System of banking or banking activities that is in compliance with the basic Islamic Shariah principles is referred as “Islamic Banking”. The Shariah prohibits “Riba” i.e. accepting and borrowing interest rates, therefore, Islamic banking is also known as interest free banking system. The businesses that offer good interest rates or services are strictly prohibited in Islamic banking system and in fact they are considered Haraam (forbidden). Islamic banking provides same facilities as conventional banking system but it follows Shariah rule or Fiqh al-Muamlat (www.theislamicbanker.com). Islamic finance and its services are especially designed to adhere to Sharia principles (Islamic Law). Though it is exclusively designed for Muslims, however, non Muslims can also buy these services (www.theislamicbanker.com).

Discussion

Shariah, Key Principles of Islamic Finance and Its Sources

Islam is belief system that not only incorporates the relationship of God with his man, but also offers the codes that regulate the entire way of life of Muslims. The Quran sets out the entire Islamic system by providing it in notions of fairness, equity, morality, justice, and many other values. Quran is the basis for Shariah, which provides us with the Islamic laws and regulations (Lovells, 2004, p.2).

The Shariah provides ruling (basis) for all the aspects of life from matters of state, whether it is about supremacy and political relations, or daily live and financial transaction issues. Muslims believe that the manner of living a life is expressed by God's guidance in the form of these set rules and principles. These Shariah principles are derived from two major resources: the Quran and the Sunnah. According to Muslim's belive the Quran is revealed to the Prophet Muhammad (P.B.U.H) by the Almighty God. Where, the practices and sayings of Prophet Muhammad (P.B.U.H) are traced as the Sunnah (Gait & Worthington, 2007, p.4). Fiqh is the Islamic body of law which provides specific ruling derived from these sources (www.simmons-simmons.com).

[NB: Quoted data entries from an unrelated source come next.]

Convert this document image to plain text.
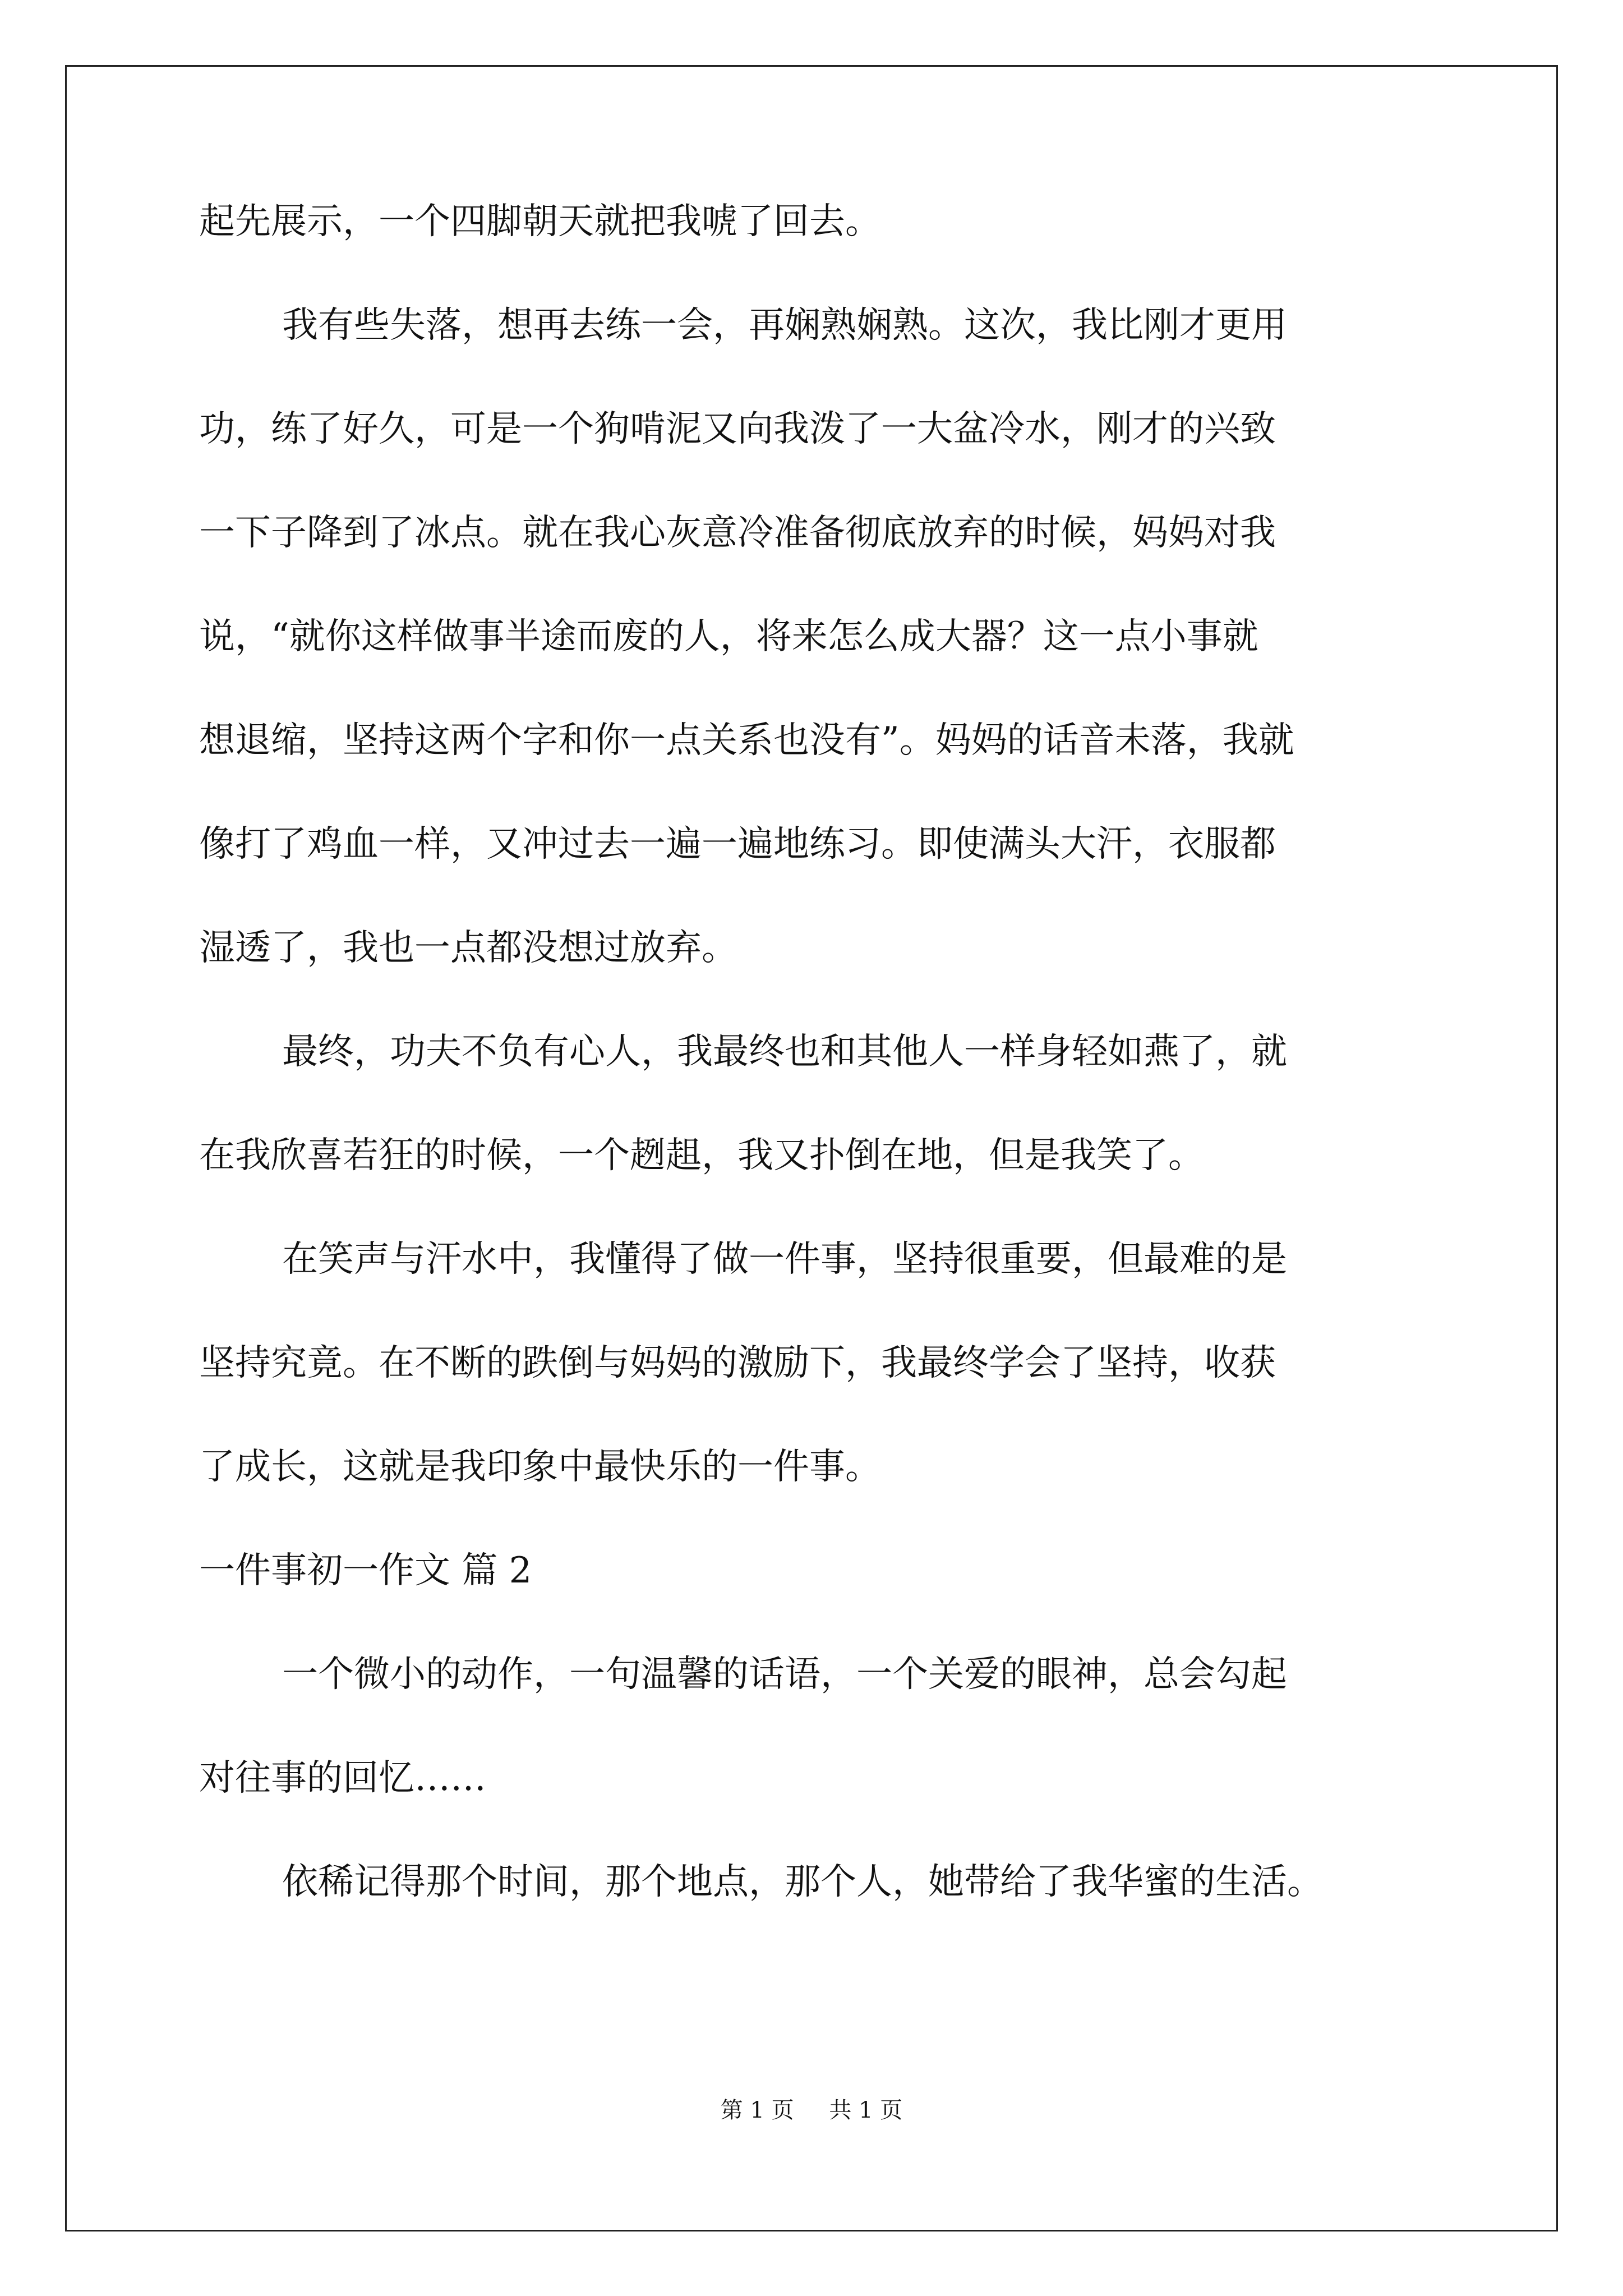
起先展示，一个四脚朝天就把我唬了回去。
我有些失落，想再去练一会，再娴熟娴熟。这次，我比刚才更用
功，练了好久，可是一个狗啃泥又向我泼了一大盆冷水，刚才的兴致
一下子降到了冰点。就在我心灰意冷准备彻底放弃的时候，妈妈对我
说，“就你这样做事半途而废的人，将来怎么成大器？这一点小事就
想退缩，坚持这两个字和你一点关系也没有”。妈妈的话音未落，我就
像打了鸡血一样，又冲过去一遍一遍地练习。即使满头大汗，衣服都
湿透了，我也一点都没想过放弃。
最终，功夫不负有心人，我最终也和其他人一样身轻如燕了，就
在我欣喜若狂的时候，一个趔趄，我又扑倒在地，但是我笑了。
在笑声与汗水中，我懂得了做一件事，坚持很重要，但最难的是
坚持究竟。在不断的跌倒与妈妈的激励下，我最终学会了坚持，收获
了成长，这就是我印象中最快乐的一件事。
一件事初一作文 篇 2
一个微小的动作，一句温馨的话语，一个关爱的眼神，总会勾起
对往事的回忆……
依稀记得那个时间，那个地点，那个人，她带给了我华蜜的生活。
第 1 页 共 1 页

Financial transactions are among the most important aspects that are controlled by Sharia, which ensures more equitable distribution of wealth and income among Muslims in Islamic economies (Gait & Worthington, 2007, p.7). There are five general principles of Islamic finance, which are stated below:

Riba (usury or interest) Prohibition

One of the major principles of Islamic finance is the prohibition of Riba in transactions. Linguistically, meaning of Riba is increase. The Shariah concept of Riba, in a commercial context, is same as the interest payment in commercial banking. When cash is lend or return back with interest charges, the Riba arises, whether the interest is floating or fixed. Riba can also occur when currency or money is exchanged in an uneven quantity (Riba al-fadl) or in even quantity with both payments or one payment deferred (Riba al-nasia). Shariah principles allow return on funds only when the success occurs in business venture, but not on the basis of mere act of lending money (Gait & Worthington, 2007, p.7-9).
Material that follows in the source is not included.